We all love our pets. They are important members of our families. They are our companions, best friends, and playmates. From puppy and kitten hood, we cosset them, indulge their every whim, and raise them to be perfect little members of our society and their respective species, to be loved by everyone they meet.
With names like ‘Pooky’ and ‘Baby’, they are coddled, coiffed, petted and preened. Our dogs go everyone with us and are even snuck into expensive restaurants in carriers camouflaged to look like an innocuous purse. On the other paw, our cats stay home to sleep in sheep skin beds fit for royalty and eat designer food made from duck, venison, ostrich, and salmon.
But is this really the best way to raise our four-legged friends or does it cross the line between loving our pets and ending up alone and ostracized by the rest of the human race?
From the infamous and highly eccentric ‘cat lady’ to the over the top ‘purse dog’ owner, there is a point when loving your pet crosses the line. Pet ownership has mutated over the last few decades to its acceptable and almost expected that people treat their pets like four-legged children but there are a few behaviors that are socially unacceptable – thank goodness!
Is your Dog really allowed in that Restaurant?
Purse dogs are the latest rage in high society. Little dogs that spend their day slung over a shoulder and taken here, there and everywhere are not a new concept. During Henry the VIII’s rein, at a time when all pets had jobs, English and French nobility demonstrated their wealth by owning small dogs that were only expected to sit on laps and provide comfort. This brought about the development of many small companion breeds such as Bichon Frise, French Bulldog and Cavalier King Charles Spaniel.
Unfortunately, celebrities like Paris Hilton and Britney Spears have caused a new interest in purse dogs. In an attempt to be as hip as Miss Hilton, far too many women now cart their little dogs with them everywhere they go, often to the detriment of the dog and the various establishments.
Do you feel the need to take your dog with you everywhere you go by stuffing it in a purse and slinging it over your shoulder? You may be on the verge of discovering what happens when loving your pet crosses the line.
How Many Cats is Too Many?
Aside from city by-law ordinances, there is no one to say how many cats are too many in one residence. Although there are incidences of dozens of cats living under the same roof without incident, there is a saturation point when you could be accused of being a ‘cat lady’.
The good rule of thumb in deciding how many cats may be enough is smell. Does your house smell? Does your yard smell? Do you smell? If no one will share your seat on a packed bus and prefer the odor of the local homeless man, you may want to look at how many cats you own and whether their company is keeping you from enjoying the company of your own species.
Should You and Your Dog Wear Matching Outfits?
If you have to ask, you have crossed the line and love your pet too much.
Should you match your lipstick color to what looks best on your dog’s head?
Like the previous question, this one does not deserve an answer. This also applies to French kissing your dog – totally unacceptable and you have crossed the line.
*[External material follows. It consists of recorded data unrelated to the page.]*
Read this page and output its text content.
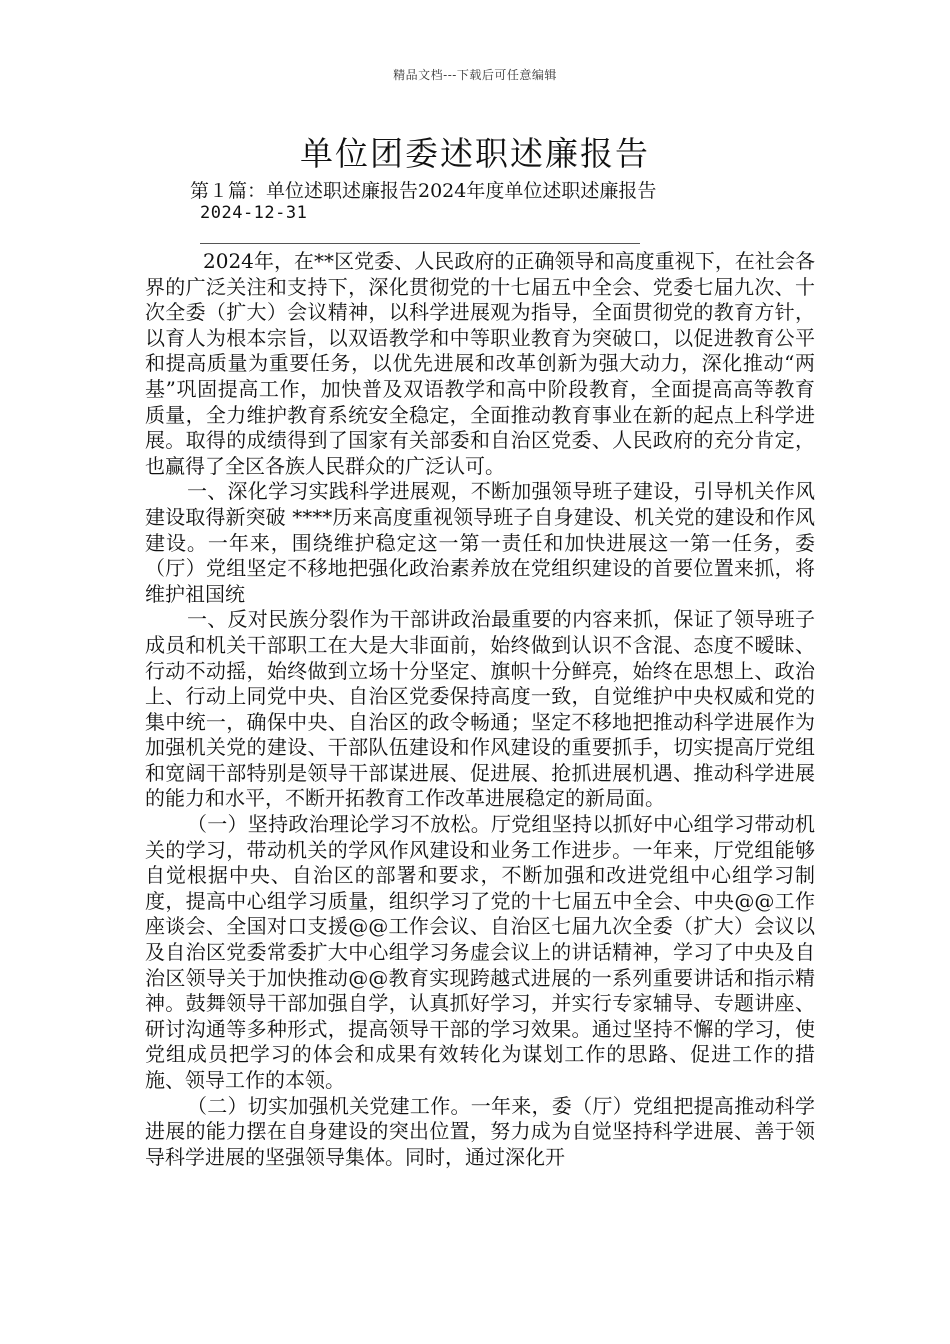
精品文档---下载后可任意编辑
单位团委述职述廉报告
第１篇：单位述职述廉报告2024年度单位述职述廉报告
2024-12-31

2024年，在**区党委、人民政府的正确领导和高度重视下，在社会各界的广泛关注和支持下，深化贯彻党的十七届五中全会、党委七届九次、十次全委（扩大）会议精神，以科学进展观为指导，全面贯彻党的教育方针，以育人为根本宗旨，以双语教学和中等职业教育为突破口，以促进教育公平和提高质量为重要任务，以优先进展和改革创新为强大动力，深化推动“两基”巩固提高工作，加快普及双语教学和高中阶段教育，全面提高高等教育质量，全力维护教育系统安全稳定，全面推动教育事业在新的起点上科学进展。取得的成绩得到了国家有关部委和自治区党委、人民政府的充分肯定，也赢得了全区各族人民群众的广泛认可。

一、深化学习实践科学进展观，不断加强领导班子建设，引导机关作风建设取得新突破 ****历来高度重视领导班子自身建设、机关党的建设和作风建设。一年来，围绕维护稳定这一第一责任和加快进展这一第一任务，委（厅）党组坚定不移地把强化政治素养放在党组织建设的首要位置来抓，将维护祖国统

一、反对民族分裂作为干部讲政治最重要的内容来抓，保证了领导班子成员和机关干部职工在大是大非面前，始终做到认识不含混、态度不暧昧、行动不动摇，始终做到立场十分坚定、旗帜十分鲜亮，始终在思想上、政治上、行动上同党中央、自治区党委保持高度一致，自觉维护中央权威和党的集中统一，确保中央、自治区的政令畅通；坚定不移地把推动科学进展作为加强机关党的建设、干部队伍建设和作风建设的重要抓手，切实提高厅党组和宽阔干部特别是领导干部谋进展、促进展、抢抓进展机遇、推动科学进展的能力和水平，不断开拓教育工作改革进展稳定的新局面。

（一）坚持政治理论学习不放松。厅党组坚持以抓好中心组学习带动机关的学习，带动机关的学风作风建设和业务工作进步。一年来，厅党组能够自觉根据中央、自治区的部署和要求，不断加强和改进党组中心组学习制度，提高中心组学习质量，组织学习了党的十七届五中全会、中央@@工作座谈会、全国对口支援@@工作会议、自治区七届九次全委（扩大）会议以及自治区党委常委扩大中心组学习务虚会议上的讲话精神，学习了中央及自治区领导关于加快推动@@教育实现跨越式进展的一系列重要讲话和指示精神。鼓舞领导干部加强自学，认真抓好学习，并实行专家辅导、专题讲座、研讨沟通等多种形式，提高领导干部的学习效果。通过坚持不懈的学习，使党组成员把学习的体会和成果有效转化为谋划工作的思路、促进工作的措施、领导工作的本领。

（二）切实加强机关党建工作。一年来，委（厅）党组把提高推动科学进展的能力摆在自身建设的突出位置，努力成为自觉坚持科学进展、善于领导科学进展的坚强领导集体。同时，通过深化开
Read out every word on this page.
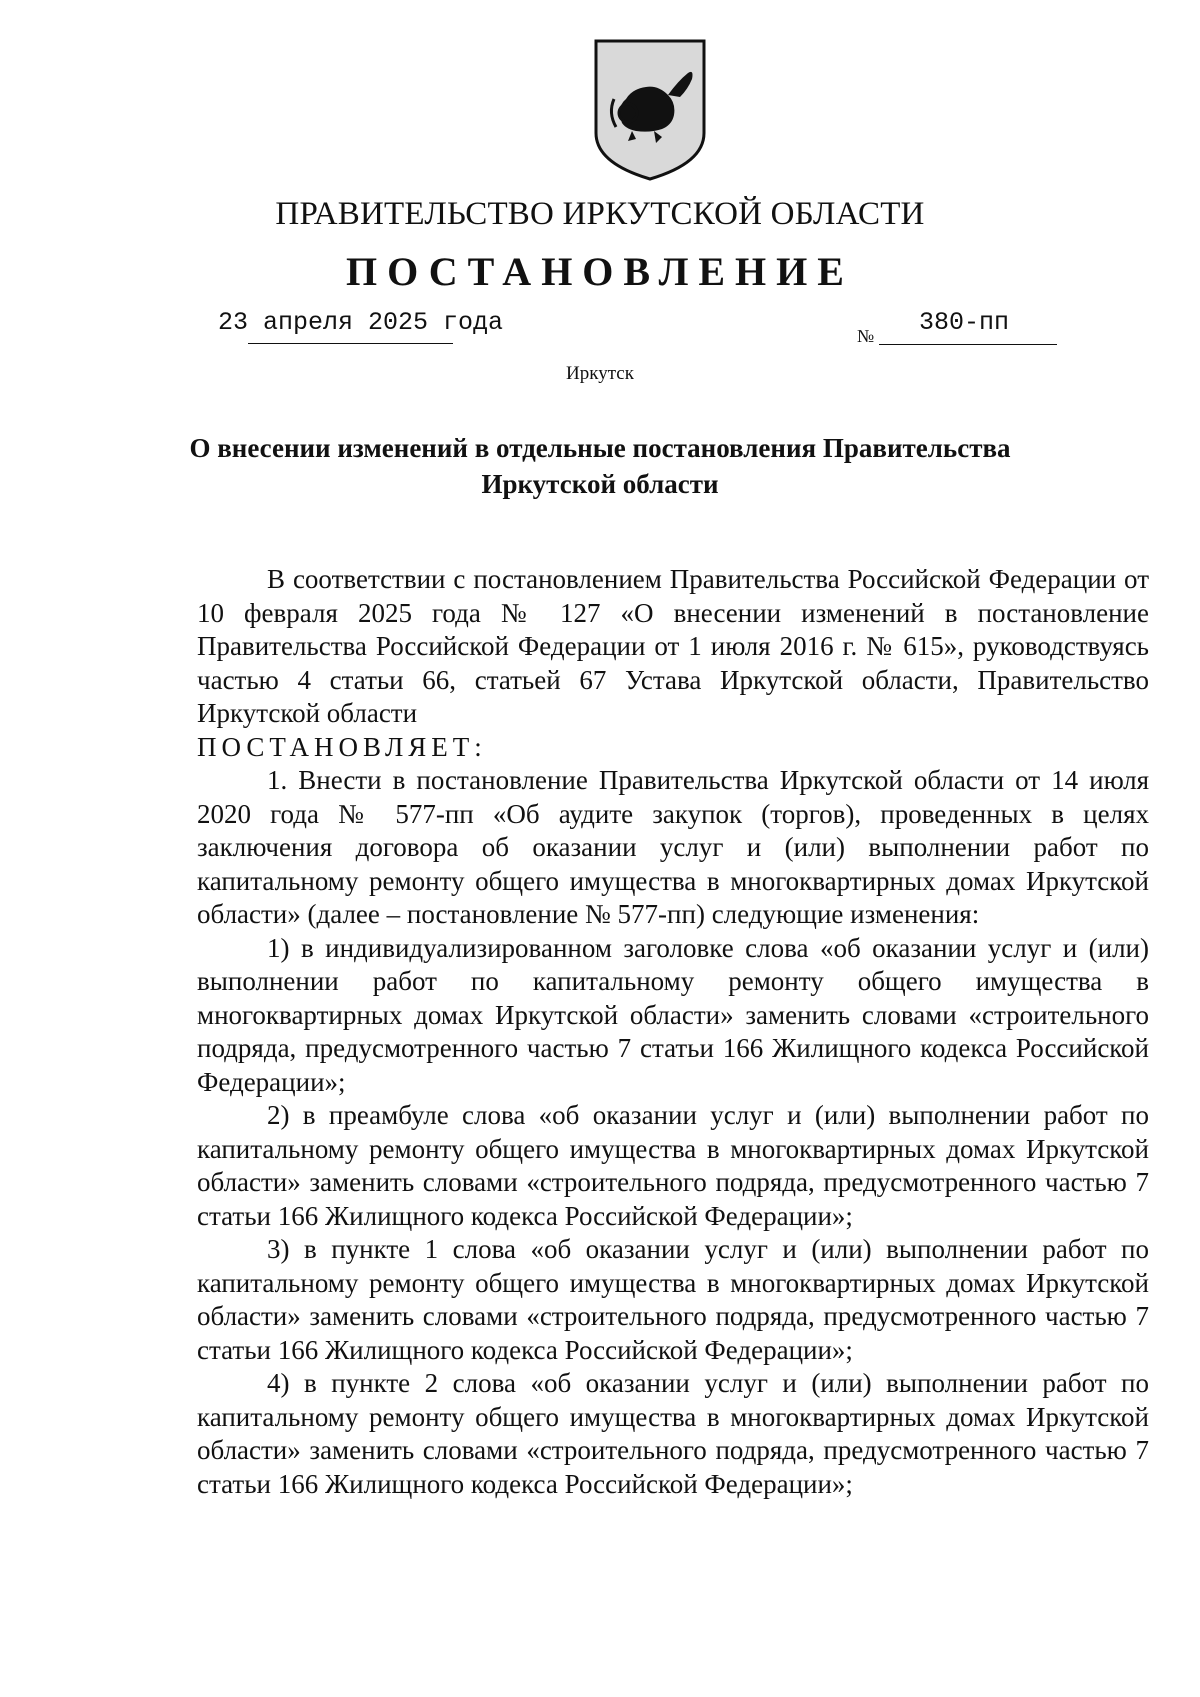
ПРАВИТЕЛЬСТВО ИРКУТСКОЙ ОБЛАСТИ
ПОСТАНОВЛЕНИЕ
23 апреля 2025 года	№ 380-пп
Иркутск
О внесении изменений в отдельные постановления Правительства
Иркутской области

В соответствии с постановлением Правительства Российской Федерации от 10 февраля 2025 года № 127 «О внесении изменений в постановление Правительства Российской Федерации от 1 июля 2016 г. № 615», руководствуясь частью 4 статьи 66, статьей 67 Устава Иркутской области, Правительство Иркутской области

ПОСТАНОВЛЯЕТ:

1. Внести в постановление Правительства Иркутской области от 14 июля 2020 года № 577-пп «Об аудите закупок (торгов), проведенных в целях заключения договора об оказании услуг и (или) выполнении работ по капитальному ремонту общего имущества в многоквартирных домах Иркутской области» (далее – постановление № 577-пп) следующие изменения:

1) в индивидуализированном заголовке слова «об оказании услуг и (или) выполнении работ по капитальному ремонту общего имущества в многоквартирных домах Иркутской области» заменить словами «строительного подряда, предусмотренного частью 7 статьи 166 Жилищного кодекса Российской Федерации»;

2) в преамбуле слова «об оказании услуг и (или) выполнении работ по капитальному ремонту общего имущества в многоквартирных домах Иркутской области» заменить словами «строительного подряда, предусмотренного частью 7 статьи 166 Жилищного кодекса Российской Федерации»;

3) в пункте 1 слова «об оказании услуг и (или) выполнении работ по капитальному ремонту общего имущества в многоквартирных домах Иркутской области» заменить словами «строительного подряда, предусмотренного частью 7 статьи 166 Жилищного кодекса Российской Федерации»;

4) в пункте 2 слова «об оказании услуг и (или) выполнении работ по капитальному ремонту общего имущества в многоквартирных домах Иркутской области» заменить словами «строительного подряда, предусмотренного частью 7 статьи 166 Жилищного кодекса Российской Федерации»;
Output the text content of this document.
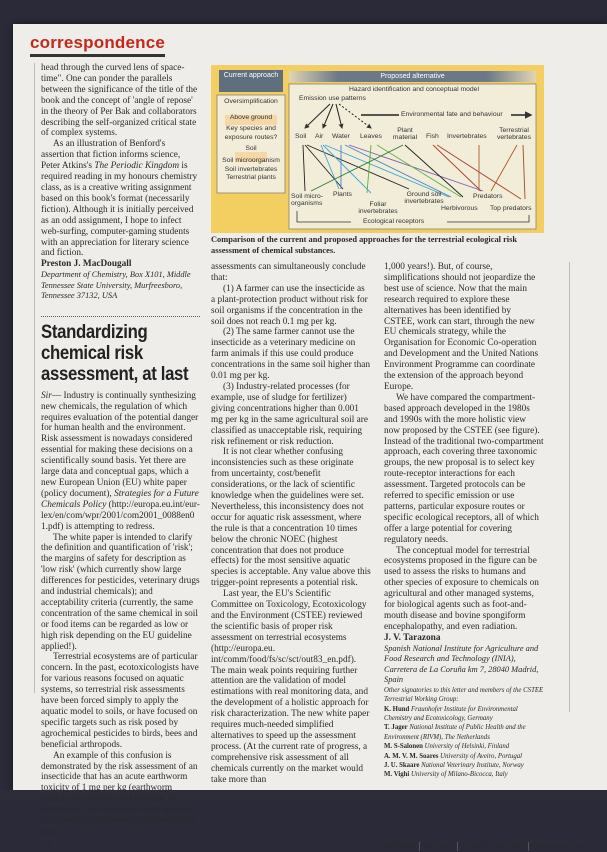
correspondence

head through the curved lens of space-time". One can ponder the parallels between the significance of the title of the book and the concept of 'angle of repose' in the theory of Per Bak and collaborators describing the self-organized critical state of complex systems.

As an illustration of Benford's assertion that fiction informs science, Peter Atkins's The Periodic Kingdom is required reading in my honours chemistry class, as is a creative writing assignment based on this book's format (necessarily fiction). Although it is initially perceived as an odd assignment, I hope to infect web-surfing, computer-gaming students with an appreciation for literary science and fiction.

Preston J. MacDougall

Department of Chemistry, Box X101, Middle Tennessee State University, Murfreesboro, Tennessee 37132, USA

Standardizing chemical risk assessment, at last

Sir— Industry is continually synthesizing new chemicals, the regulation of which requires evaluation of the potential danger for human health and the environment. Risk assessment is nowadays considered essential for making these decisions on a scientifically sound basis. Yet there are large data and conceptual gaps, which a new European Union (EU) white paper (policy document), Strategies for a Future Chemicals Policy (http://europa.eu.int/eur-lex/en/com/wpr/2001/com2001_0088en01.pdf) is attempting to redress.

The white paper is intended to clarify the definition and quantification of 'risk'; the margins of safety for description as 'low risk' (which currently show large differences for pesticides, veterinary drugs and industrial chemicals); and acceptability criteria (currently, the same concentration of the same chemical in soil or food items can be regarded as low or high risk depending on the EU guideline applied!).

Terrestrial ecosystems are of particular concern. In the past, ecotoxicologists have for various reasons focused on aquatic systems, so terrestrial risk assessments have been forced simply to apply the aquatic model to soils, or have focused on specific targets such as risk posed by agrochemical pesticides to birds, bees and beneficial arthropods.

An example of this confusion is demonstrated by the risk assessment of an insecticide that has an acute earthworm toxicity of 1 mg per kg (earthworm toxicity is a widely used measure, as earthworms are among the most sensitive soil-dwelling organisms). As things stand, such

Current approach	Proposed alternative
Oversimplification
Above ground
Key species and exposure routes?
Soil
Soil microorganism
Soil invertebrates
Terrestrial plants
Hazard identification and conceptual model
Emission use patterns
Environmental fate and behaviour
Soil Air Water Leaves
Plant material	Fish Invertebrates
Terrestrial vertebrates
Soil micro-organisms
Plants
Foliar invertebrates
Ground soil invertebrates
Herbivorous
Predators
Top predators
Ecological receptors
Comparison of the current and proposed approaches for the terrestrial ecological risk assessment of chemical substances.

assessments can simultaneously conclude that:

(1) A farmer can use the insecticide as a plant-protection product without risk for soil organisms if the concentration in the soil does not reach 0.1 mg per kg.

(2) The same farmer cannot use the insecticide as a veterinary medicine on farm animals if this use could produce concentrations in the same soil higher than 0.01 mg per kg.

(3) Industry-related processes (for example, use of sludge for fertilizer) giving concentrations higher than 0.001 mg per kg in the same agricultural soil are classified as unacceptable risk, requiring risk refinement or risk reduction.

It is not clear whether confusing inconsistencies such as these originate from uncertainty, cost/benefit considerations, or the lack of scientific knowledge when the guidelines were set. Nevertheless, this inconsistency does not occur for aquatic risk assessment, where the rule is that a concentration 10 times below the chronic NOEC (highest concentration that does not produce effects) for the most sensitive aquatic species is acceptable. Any value above this trigger-point represents a potential risk.

Last year, the EU's Scientific Committee on Toxicology, Ecotoxicology and the Environment (CSTEE) reviewed the scientific basis of proper risk assessment on terrestrial ecosystems (http://europa.eu. int/comm/food/fs/sc/sct/out83_en.pdf). The main weak points requiring further attention are the validation of model estimations with real monitoring data, and the development of a holistic approach for risk characterization. The new white paper requires much-needed simplified alternatives to speed up the assessment process. (At the current rate of progress, a comprehensive risk assessment of all chemicals currently on the market would take more than

1,000 years!). But, of course, simplifications should not jeopardize the best use of science. Now that the main research required to explore these alternatives has been identified by CSTEE, work can start, through the new EU chemicals strategy, while the Organisation for Economic Co-operation and Development and the United Nations Environment Programme can coordinate the extension of the approach beyond Europe.

We have compared the compartment-based approach developed in the 1980s and 1990s with the more holistic view now proposed by the CSTEE (see figure). Instead of the traditional two-compartment approach, each covering three taxonomic groups, the new proposal is to select key route-receptor interactions for each assessment. Targeted protocols can be referred to specific emission or use patterns, particular exposure routes or specific ecological receptors, all of which offer a large potential for covering regulatory needs.

The conceptual model for terrestrial ecosystems proposed in the figure can be used to assess the risks to humans and other species of exposure to chemicals on agricultural and other managed systems, for biological agents such as foot-and-mouth disease and bovine spongiform encephalopathy, and even radiation.

J. V. Tarazona

Spanish National Institute for Agriculture and Food Research and Technology (INIA), Carretera de La Coruña km 7, 28040 Madrid, Spain

Other signatories to this letter and members of the CSTEE Terrestrial Working Group:

K. Hund Fraunhofer Institute for Environmental Chemistry and Ecotoxicology, Germany

T. Jager National Institute of Public Health and the Environment (RIVM), The Netherlands

M. S-Salonen University of Helsinki, Finland

A. M. V. M. Soares University of Aveiro, Portugal

J. U. Skaare National Veterinary Institute, Norway

M. Vighi University of Milano-Bicocca, Italy

14	NATURE VOL 415 3 JANUARY 2002 www.nature.com
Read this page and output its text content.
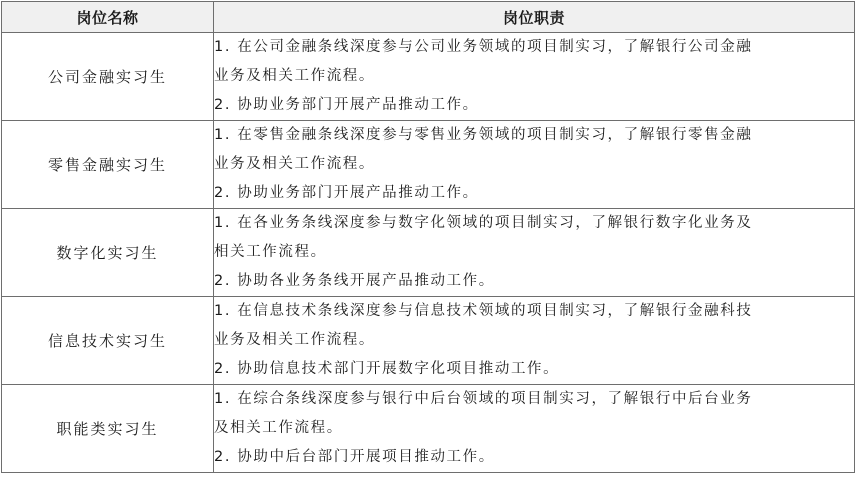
岗位名称	岗位职责
公司金融实习生	1. 在公司金融条线深度参与公司业务领域的项目制实习，了解银行公司金融
业务及相关工作流程。
2. 协助业务部门开展产品推动工作。

零售金融实习生	1. 在零售金融条线深度参与零售业务领域的项目制实习，了解银行零售金融
业务及相关工作流程。
2. 协助业务部门开展产品推动工作。

数字化实习生	1. 在各业务条线深度参与数字化领域的项目制实习，了解银行数字化业务及
相关工作流程。
2. 协助各业务条线开展产品推动工作。

信息技术实习生	1. 在信息技术条线深度参与信息技术领域的项目制实习，了解银行金融科技
业务及相关工作流程。
2. 协助信息技术部门开展数字化项目推动工作。

职能类实习生	1. 在综合条线深度参与银行中后台领域的项目制实习，了解银行中后台业务
及相关工作流程。
2. 协助中后台部门开展项目推动工作。
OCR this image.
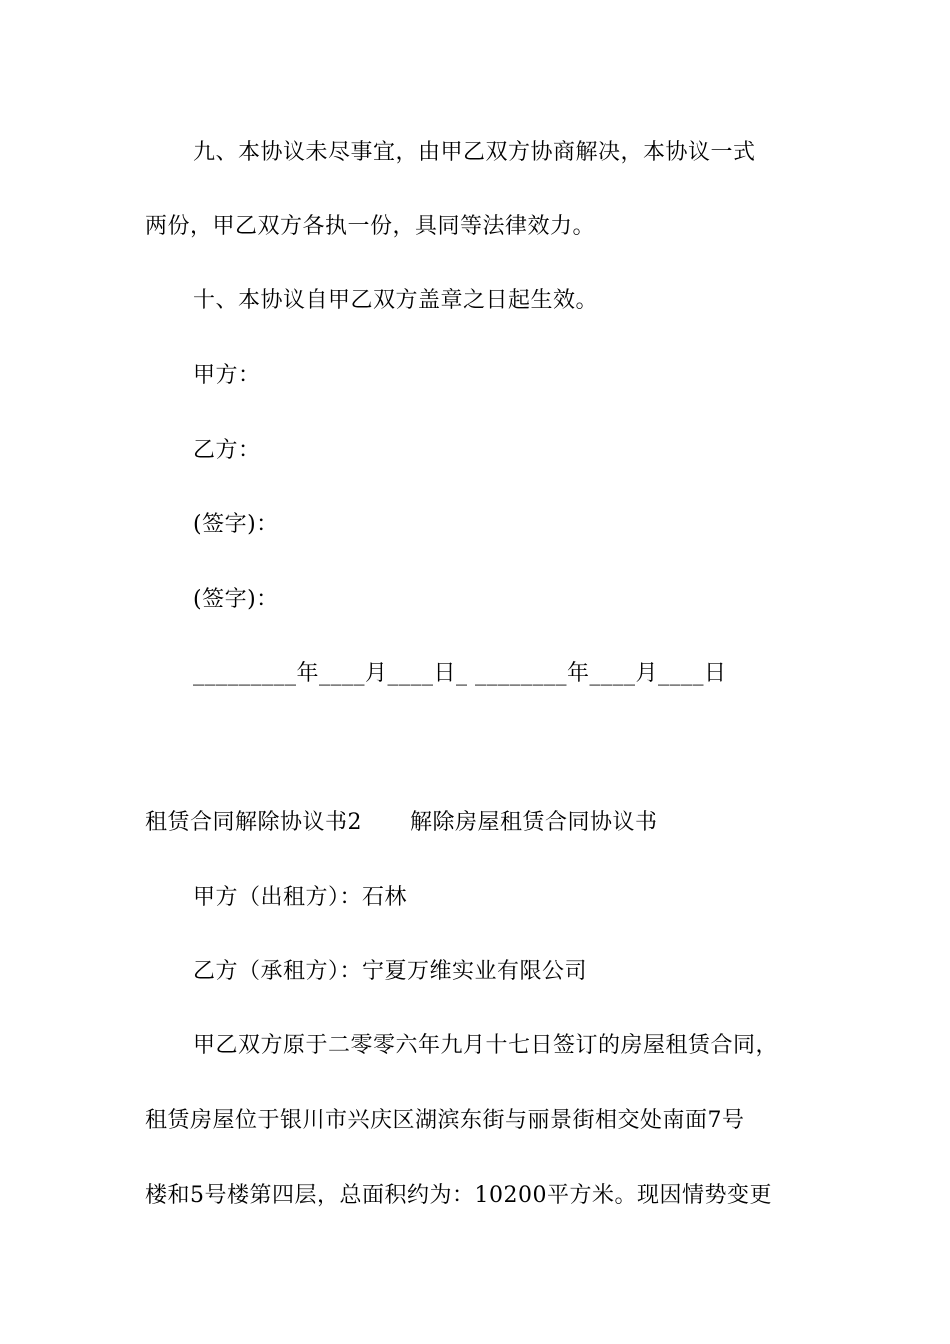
九、本协议未尽事宜，由甲乙双方协商解决，本协议一式
两份，甲乙双方各执一份，具同等法律效力。
十、本协议自甲乙双方盖章之日起生效。
甲方：
乙方：
(签字)：
(签字)：
_________年____月____日_ ________年____月____日
租赁合同解除协议书2 解除房屋租赁合同协议书
甲方（出租方）：石林
乙方（承租方）：宁夏万维实业有限公司
甲乙双方原于二零零六年九月十七日签订的房屋租赁合同，
租赁房屋位于银川市兴庆区湖滨东街与丽景街相交处南面7号
楼和5号楼第四层，总面积约为：10200平方米。现因情势变更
Does the majority of your wardrobe consist of sweatshirts featuring your dog’s breed?
When you look in the mirror and see your pet’s image starring back at you from your shirt, you have crossed the line and love your pet too much.
Have friends given up finding presents for you and just buy cat toys for you for Christmas and your birthday?
Again, a pretty good indicator that something is wrong although you could look at the bright side – you still have friends…
It is okay to love your pet, or pets for that matter. There is a downside besides the social awkwardness of the situation. By babying and coddling your dog, they do not mature and remain in a state of perpetual puppyhood. Immature behavior is not harmful to your pet by any means but can quickly develop into problem behavior. Begging, barking for attention, nipping, and jumping on people are all examples of puppy behavior that should be discouraged and yet is often seen in adult dogs that are coddled.
When loving your pet crosses the line from socially eccentric to problem behavior, it is your pet and your relationship with your pet that will suffer. Loving your pet is not a problem, but watch you do not love it too much.